- Born: 3 August 1964 (age 60) Tampere, Finland
- Height: 1.58 m (5 ft 2 in)
- Weight: 60 kg (132 lb; 9 st 6 lb)
- Position: Defence
- Shot: Left
- Played for: Tampereen Ilves Keravan Shakers Kiekko-Espoo Espoo Blues
- National team: Finland
- Playing career: 1982–2006
- Medal record
World Championship
| Bronze medal – third place | 2000 Canada |  |
| Bronze medal – third place | 1999 Finland |  |
| Bronze medal – third place | 1994 United States |  |
| Bronze medal – third place | 1992 Finland |  |
| Bronze medal – third place | 1990 Canada |  |
European Championship
| Gold medal – first place | 1995 Latvia |  |
| Gold medal – first place | 1993 Denmark |  |
| Gold medal – first place | 1991 Czechoslovakia |  |
| Gold medal – first place | 1989 West Germany |  |
| Bronze medal – third place | 1996 Russia |  |

= Päivi Virta =

Finnish ice hockey player

Päivi Virta (previously Halonen; born 3 August 1964) is a Finnish retired ice hockey defenseman and one of the most highly decorated women in the history of Finnish ice hockey. As a member of the Finnish national team she won five World Championship bronze medals and five European Championship medals, four gold and one bronze.

== Playing career ==
Virta started her premiere league career in the Naisten SM-sarja (renamed Naisten Liiga in 2017) with the Tampereen Ilves in 1982, the same year the league was established. She went on to play in more than 400 games— with Ilves, the Keravan Shakers, Kiekko-Espoo, and the Espoo Blues— in a career that spanned 24 seasons.

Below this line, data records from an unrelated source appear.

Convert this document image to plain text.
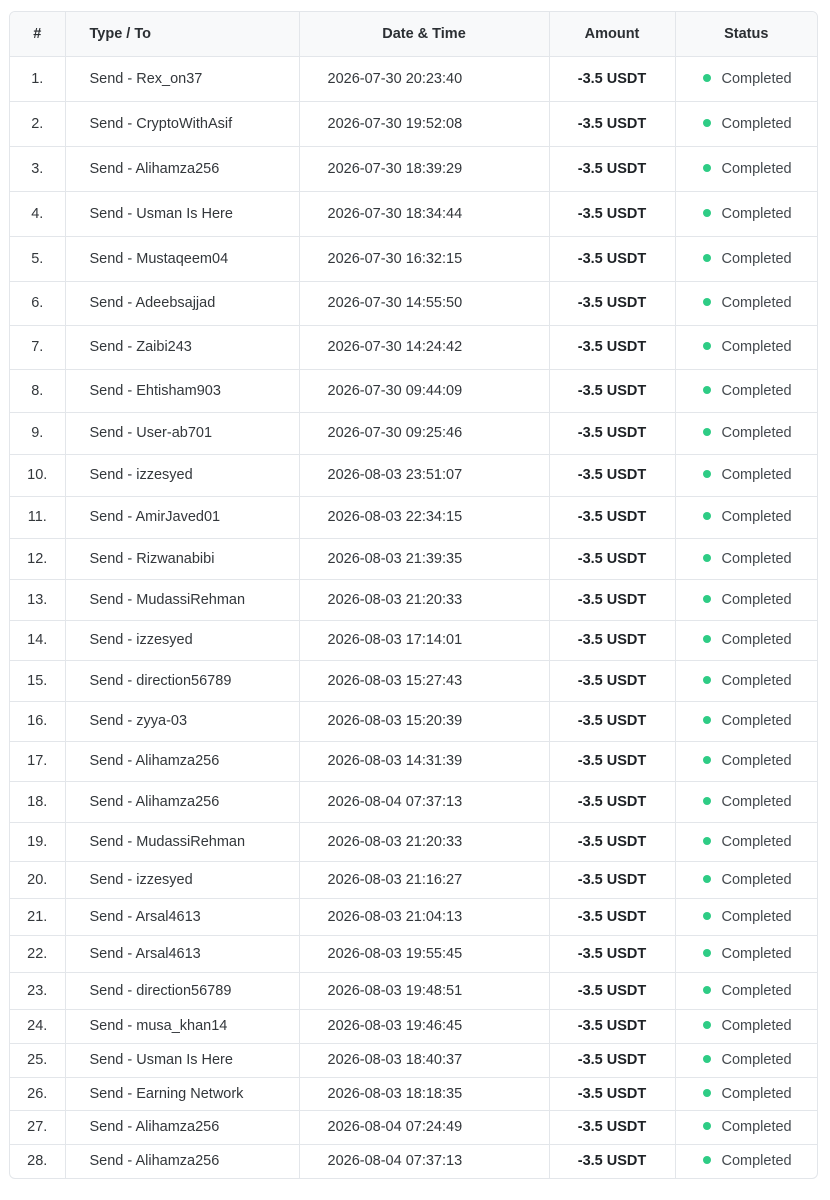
#	Type / To	Date & Time	Amount	Status
1.	Send - Rex_on37	2026-07-30 20:23:40	-3.5 USDT	Completed
2.	Send - CryptoWithAsif	2026-07-30 19:52:08	-3.5 USDT	Completed
3.	Send - Alihamza256	2026-07-30 18:39:29	-3.5 USDT	Completed
4.	Send - Usman Is Here	2026-07-30 18:34:44	-3.5 USDT	Completed
5.	Send - Mustaqeem04	2026-07-30 16:32:15	-3.5 USDT	Completed
6.	Send - Adeebsajjad	2026-07-30 14:55:50	-3.5 USDT	Completed
7.	Send - Zaibi243	2026-07-30 14:24:42	-3.5 USDT	Completed
8.	Send - Ehtisham903	2026-07-30 09:44:09	-3.5 USDT	Completed
9.	Send - User-ab701	2026-07-30 09:25:46	-3.5 USDT	Completed
10.	Send - izzesyed	2026-08-03 23:51:07	-3.5 USDT	Completed
11.	Send - AmirJaved01	2026-08-03 22:34:15	-3.5 USDT	Completed
12.	Send - Rizwanabibi	2026-08-03 21:39:35	-3.5 USDT	Completed
13.	Send - MudassiRehman	2026-08-03 21:20:33	-3.5 USDT	Completed
14.	Send - izzesyed	2026-08-03 17:14:01	-3.5 USDT	Completed
15.	Send - direction56789	2026-08-03 15:27:43	-3.5 USDT	Completed
16.	Send - zyya-03	2026-08-03 15:20:39	-3.5 USDT	Completed
17.	Send - Alihamza256	2026-08-03 14:31:39	-3.5 USDT	Completed
18.	Send - Alihamza256	2026-08-04 07:37:13	-3.5 USDT	Completed
19.	Send - MudassiRehman	2026-08-03 21:20:33	-3.5 USDT	Completed
20.	Send - izzesyed	2026-08-03 21:16:27	-3.5 USDT	Completed
21.	Send - Arsal4613	2026-08-03 21:04:13	-3.5 USDT	Completed
22.	Send - Arsal4613	2026-08-03 19:55:45	-3.5 USDT	Completed
23.	Send - direction56789	2026-08-03 19:48:51	-3.5 USDT	Completed
24.	Send - musa_khan14	2026-08-03 19:46:45	-3.5 USDT	Completed
25.	Send - Usman Is Here	2026-08-03 18:40:37	-3.5 USDT	Completed
26.	Send - Earning Network	2026-08-03 18:18:35	-3.5 USDT	Completed
27.	Send - Alihamza256	2026-08-04 07:24:49	-3.5 USDT	Completed
28.	Send - Alihamza256	2026-08-04 07:37:13	-3.5 USDT	Completed
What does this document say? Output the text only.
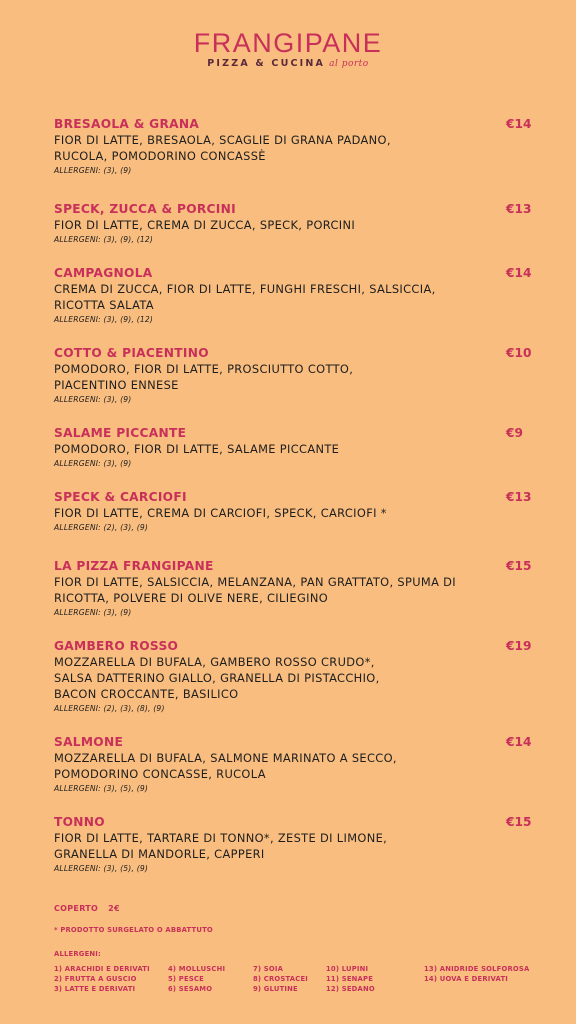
FRANGIPANE
PIZZA & CUCINA al porto
BRESAOLA & GRANA	€14
FIOR DI LATTE, BRESAOLA, SCAGLIE DI GRANA PADANO,
RUCOLA, POMODORINO CONCASSÈ
ALLERGENI: (3), (9)
SPECK, ZUCCA & PORCINI	€13
FIOR DI LATTE, CREMA DI ZUCCA, SPECK, PORCINI
ALLERGENI: (3), (9), (12)
CAMPAGNOLA	€14
CREMA DI ZUCCA, FIOR DI LATTE, FUNGHI FRESCHI, SALSICCIA,
RICOTTA SALATA
ALLERGENI: (3), (9), (12)
COTTO & PIACENTINO	€10
POMODORO, FIOR DI LATTE, PROSCIUTTO COTTO,
PIACENTINO ENNESE
ALLERGENI: (3), (9)
SALAME PICCANTE	€9
POMODORO, FIOR DI LATTE, SALAME PICCANTE
ALLERGENI: (3), (9)
SPECK & CARCIOFI	€13
FIOR DI LATTE, CREMA DI CARCIOFI, SPECK, CARCIOFI *
ALLERGENI: (2), (3), (9)
LA PIZZA FRANGIPANE	€15
FIOR DI LATTE, SALSICCIA, MELANZANA, PAN GRATTATO, SPUMA DI
RICOTTA, POLVERE DI OLIVE NERE, CILIEGINO
ALLERGENI: (3), (9)
GAMBERO ROSSO	€19
MOZZARELLA DI BUFALA, GAMBERO ROSSO CRUDO*,
SALSA DATTERINO GIALLO, GRANELLA DI PISTACCHIO,
BACON CROCCANTE, BASILICO
ALLERGENI: (2), (3), (8), (9)
SALMONE	€14
MOZZARELLA DI BUFALA, SALMONE MARINATO A SECCO,
POMODORINO CONCASSE, RUCOLA
ALLERGENI: (3), (5), (9)
TONNO	€15
FIOR DI LATTE, TARTARE DI TONNO*, ZESTE DI LIMONE,
GRANELLA DI MANDORLE, CAPPERI
ALLERGENI: (3), (5), (9)
COPERTO 2€
* PRODOTTO SURGELATO O ABBATTUTO
ALLERGENI:
1) ARACHIDI E DERIVATI
2) FRUTTA A GUSCIO
3) LATTE E DERIVATI
4) MOLLUSCHI
5) PESCE
6) SESAMO
7) SOIA
8) CROSTACEI
9) GLUTINE
10) LUPINI
11) SENAPE
12) SEDANO
13) ANIDRIDE SOLFOROSA
14) UOVA E DERIVATI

Virta saw the Naisten SM-sarja medal podium in every season that she played. She was Finnish Champion fifteen times, more playoff victories than any other player in league history. She also collected six silver Finnish Championship medals and three bronze Finnish Championship.

== International play ==
Virta played in over 140 international matches with the Finnish national team and won bronze medals at the IIHF Women's World Championships in 1990, 1992, 1994, 1999, and 2000; gold medals at the IIHF European Women Championships in 1989, 1991, 1993, and 1995; and a bronze medal at the 1996 IIHF European Women Championships.

==Awards and honors==

In 2004 Virta was the first women's hockey player ever to be awarded the Finnish Ice Hockey Association President's Trophy, annually bestowed upon a person who has made significant contributions to Finnish ice hockey. She is also one of fewer-than-ten women to have been inducted to the Hockey Hall of Fame Finland and thus to be named a Suomen Jääkiekkoleijona (Finnish Ice Hockey Lion).

The Finnish Ice Hockey Association presents the Päivi Halonen Award to the Naisten Liiga Defenseman of the Year.